A. They are signs of leaflet prolapse radiating anteriorly
B. They are results of audible vibrations caused by increased turbulence timed within the cardiac cycle
C. They are the differences between two cardiac chambers, ventricles and arteries
D. They are progressive attenuations of left ventricle to left atrial pressure gradient
B. They are results of audible vibrations caused by increased turbulence timed within the cardiac cycle
> Cardiac murmur is a characteristic sound generated by turbulence of blood flow through an orifice of the heart.
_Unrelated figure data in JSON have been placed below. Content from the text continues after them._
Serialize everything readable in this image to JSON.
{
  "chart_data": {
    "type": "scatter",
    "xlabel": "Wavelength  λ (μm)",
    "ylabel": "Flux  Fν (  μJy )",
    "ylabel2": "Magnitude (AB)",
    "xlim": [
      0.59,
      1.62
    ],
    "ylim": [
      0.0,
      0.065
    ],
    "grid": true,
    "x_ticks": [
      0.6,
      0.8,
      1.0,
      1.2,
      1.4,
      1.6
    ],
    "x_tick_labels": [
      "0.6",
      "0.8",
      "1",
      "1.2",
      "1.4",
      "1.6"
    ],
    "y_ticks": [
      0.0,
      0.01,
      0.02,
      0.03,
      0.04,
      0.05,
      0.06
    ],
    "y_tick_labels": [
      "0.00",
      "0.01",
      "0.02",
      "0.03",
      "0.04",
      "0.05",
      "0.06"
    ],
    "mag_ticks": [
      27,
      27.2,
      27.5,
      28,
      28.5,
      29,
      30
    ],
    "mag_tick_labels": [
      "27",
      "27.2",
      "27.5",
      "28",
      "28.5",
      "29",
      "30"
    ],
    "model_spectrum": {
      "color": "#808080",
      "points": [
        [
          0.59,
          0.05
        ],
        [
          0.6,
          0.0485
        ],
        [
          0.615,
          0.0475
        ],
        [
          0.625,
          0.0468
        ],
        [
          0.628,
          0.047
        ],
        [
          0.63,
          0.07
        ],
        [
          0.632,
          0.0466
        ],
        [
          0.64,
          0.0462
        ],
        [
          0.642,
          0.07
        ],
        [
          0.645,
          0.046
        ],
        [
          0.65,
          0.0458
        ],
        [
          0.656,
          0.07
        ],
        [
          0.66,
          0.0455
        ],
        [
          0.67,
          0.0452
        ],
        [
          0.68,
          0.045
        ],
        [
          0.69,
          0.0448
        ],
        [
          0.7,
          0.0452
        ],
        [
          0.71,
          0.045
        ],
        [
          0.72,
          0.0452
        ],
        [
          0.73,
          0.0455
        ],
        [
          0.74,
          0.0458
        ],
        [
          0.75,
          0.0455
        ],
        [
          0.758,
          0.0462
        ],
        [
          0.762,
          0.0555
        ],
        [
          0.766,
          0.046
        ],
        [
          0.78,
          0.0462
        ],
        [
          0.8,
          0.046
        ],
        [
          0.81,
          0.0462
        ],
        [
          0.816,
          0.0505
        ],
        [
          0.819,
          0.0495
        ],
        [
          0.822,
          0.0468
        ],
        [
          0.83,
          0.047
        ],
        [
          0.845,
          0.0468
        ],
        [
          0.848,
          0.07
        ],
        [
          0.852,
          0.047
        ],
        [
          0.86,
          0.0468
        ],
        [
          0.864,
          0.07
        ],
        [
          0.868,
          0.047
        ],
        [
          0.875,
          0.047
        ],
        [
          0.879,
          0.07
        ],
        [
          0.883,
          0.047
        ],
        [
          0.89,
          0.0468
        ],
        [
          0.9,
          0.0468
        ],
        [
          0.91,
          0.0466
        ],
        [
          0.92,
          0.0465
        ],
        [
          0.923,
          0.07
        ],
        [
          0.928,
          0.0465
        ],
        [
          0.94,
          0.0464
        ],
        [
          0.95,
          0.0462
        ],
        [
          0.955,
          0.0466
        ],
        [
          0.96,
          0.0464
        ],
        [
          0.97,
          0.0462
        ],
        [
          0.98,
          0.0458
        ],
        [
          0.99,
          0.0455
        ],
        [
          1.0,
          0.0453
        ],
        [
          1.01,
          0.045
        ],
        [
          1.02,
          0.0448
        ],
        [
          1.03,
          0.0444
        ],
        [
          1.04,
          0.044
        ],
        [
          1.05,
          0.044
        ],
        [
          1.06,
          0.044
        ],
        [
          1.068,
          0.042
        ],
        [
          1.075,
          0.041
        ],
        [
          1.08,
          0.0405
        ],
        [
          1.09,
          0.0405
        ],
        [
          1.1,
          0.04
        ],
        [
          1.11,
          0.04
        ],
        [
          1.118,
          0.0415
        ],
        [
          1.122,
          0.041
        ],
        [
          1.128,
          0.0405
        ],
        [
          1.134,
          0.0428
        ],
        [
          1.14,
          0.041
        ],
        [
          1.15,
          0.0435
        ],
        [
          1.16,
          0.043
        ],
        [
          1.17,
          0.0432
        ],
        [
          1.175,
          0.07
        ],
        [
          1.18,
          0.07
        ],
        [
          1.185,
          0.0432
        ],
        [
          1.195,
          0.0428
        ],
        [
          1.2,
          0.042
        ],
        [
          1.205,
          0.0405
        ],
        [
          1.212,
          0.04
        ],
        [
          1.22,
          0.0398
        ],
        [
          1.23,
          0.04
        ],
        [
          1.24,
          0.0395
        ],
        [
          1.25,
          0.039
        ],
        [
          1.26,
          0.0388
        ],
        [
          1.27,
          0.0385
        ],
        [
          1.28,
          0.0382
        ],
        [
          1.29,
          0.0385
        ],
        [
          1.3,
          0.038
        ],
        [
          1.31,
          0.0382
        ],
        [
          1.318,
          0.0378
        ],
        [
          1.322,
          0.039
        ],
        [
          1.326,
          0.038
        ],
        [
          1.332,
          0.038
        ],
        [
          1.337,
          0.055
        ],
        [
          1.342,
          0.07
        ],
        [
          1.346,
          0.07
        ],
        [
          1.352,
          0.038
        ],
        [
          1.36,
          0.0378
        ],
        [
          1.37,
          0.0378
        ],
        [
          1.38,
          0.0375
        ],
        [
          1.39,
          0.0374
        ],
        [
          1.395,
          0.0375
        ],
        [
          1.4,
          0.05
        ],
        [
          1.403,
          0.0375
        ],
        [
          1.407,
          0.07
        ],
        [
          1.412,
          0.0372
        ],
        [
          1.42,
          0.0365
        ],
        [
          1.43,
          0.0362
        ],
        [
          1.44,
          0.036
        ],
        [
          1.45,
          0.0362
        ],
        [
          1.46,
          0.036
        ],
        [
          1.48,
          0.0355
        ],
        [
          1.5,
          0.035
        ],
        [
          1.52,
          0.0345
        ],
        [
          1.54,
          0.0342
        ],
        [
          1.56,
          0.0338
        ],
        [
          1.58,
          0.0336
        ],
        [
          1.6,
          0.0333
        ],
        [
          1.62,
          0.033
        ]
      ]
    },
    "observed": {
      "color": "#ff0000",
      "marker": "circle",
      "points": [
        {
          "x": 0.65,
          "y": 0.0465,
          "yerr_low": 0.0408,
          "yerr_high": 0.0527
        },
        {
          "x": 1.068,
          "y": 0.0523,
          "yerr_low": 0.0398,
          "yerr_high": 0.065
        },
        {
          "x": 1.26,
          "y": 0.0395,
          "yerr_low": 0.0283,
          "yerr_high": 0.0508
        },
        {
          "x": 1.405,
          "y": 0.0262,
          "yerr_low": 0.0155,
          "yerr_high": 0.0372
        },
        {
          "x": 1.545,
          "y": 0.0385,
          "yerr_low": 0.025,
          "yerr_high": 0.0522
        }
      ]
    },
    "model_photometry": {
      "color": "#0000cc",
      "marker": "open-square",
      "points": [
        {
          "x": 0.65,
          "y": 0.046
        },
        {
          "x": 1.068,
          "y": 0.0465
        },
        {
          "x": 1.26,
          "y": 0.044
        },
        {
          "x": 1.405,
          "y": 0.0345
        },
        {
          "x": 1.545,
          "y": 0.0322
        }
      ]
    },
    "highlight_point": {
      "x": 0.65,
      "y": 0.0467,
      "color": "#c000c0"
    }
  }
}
Which congenital malformation syndrome is least associated with the development of ventricular septal defect?
A. Trisomy 13
B. Fetal alcohol syndrome
C. Down’s syndrome
D. Congenital rubella
D. Congenital rubella
> Trisomy 13 (T13) and 18 (T18) are frequently (up to 80%) associated with multiple anomalies including congenital heart defects (CHD) such as atrial or ventricular septal defects (ASD, VSD), patent ductus arteriosus (PDA), atrioventricular septal defect (AVSD), tetralogy of Fallot (TOF) and others.
The specific defects that have been observed from prenatal alcohol exposure include defects to the atrioventricular valves (tricuspid and mitral) that allow blood to flow backward into the atria; ventricular septal defects, commonly known as a “hole in the heart” between the left and right ventricles; enlargement of the left ventricle, the primary pumping chamber in the heart; and an increased risk of developing heart disease later in adult life.
Ventricular septal defect is a common cardiac anomaly in Down syndrome.
Congenital rubella may also present with VSD. However, the most common congenital heart defect associated is PDA.
A patient presents with VSD in which blood is shunted from right to left secondary to the development of pulmonary vascular disease. This condition is known as:
A. Pulmonary arteriovenous fistula
B. Eisenmenger syndrome
C. Ectopia cordis
D. Ebstein anomaly
B. Eisenmenger syndrome
> Eisenmenger syndrome (ES) is a constellation of symptoms that arise from a congenital heart defect and result in large anatomic shunts. Due to anatomic variations present at birth, hemodynamic forces initially result in a left-right shunt, which develops into severe pulmonary arterial hypertension (PAH) and elevated vascular resistance. Ultimately, due to increased pulmonary vascular resistance, the left-to-right shunt will become a right-to-left shunt, resulting in significant hypoxemia and cyanosis.
The boot shaped sign seen in the radiographs of patients with Tetralogy of Fallot is from:
A. The convergence behind the heart of the pulmonary vein, instead of draining into the left atrium
B. The shortening of the left ventricular inflow tract and elongation of the left ventricular outflow tract
C. The contour of the aorta deformed by both pre and post stenotic dilation, and dilation of the subclavian artery
D. The upturning of the cardiac apex due to right ventricular hypertrophy and by the concavity of the main pulmonary artery
D. The upturning of the cardiac apex due to right ventricular hypertrophy and by the concavity of the main pulmonary artery
> The boot-shaped heart sign is a conventional radiographic finding in patients with TOF. The toe of the boot is formed by the upward pointing cardiac apex, which makes an acute angle with the diaphragm. The upturned cardiac apex is ascribed to right ventricular hypertrophy and occurs in 65% of patients with TOF.
This type of total anomalous pulmonary venous return involves pulmonary venous connection at the cardiac level. The pulmonary veins join either the coronary sinus or the right atrium. What type is this?
A. Type IV TAPVR
B. Type I TAPVR
C. Type II TAPVR
D. Type III TAPVR
C. Type II TAPVR
The most common major congenital heart lesion is:
A. TOF
B. VSD
C. PDA
D. ASD
B. VSD
> VSD is the most common cardiac malformation and accounts for 25% of congenital heart disease. Defects may occur in any portion of the ventricular septum, but most are of the membranous type.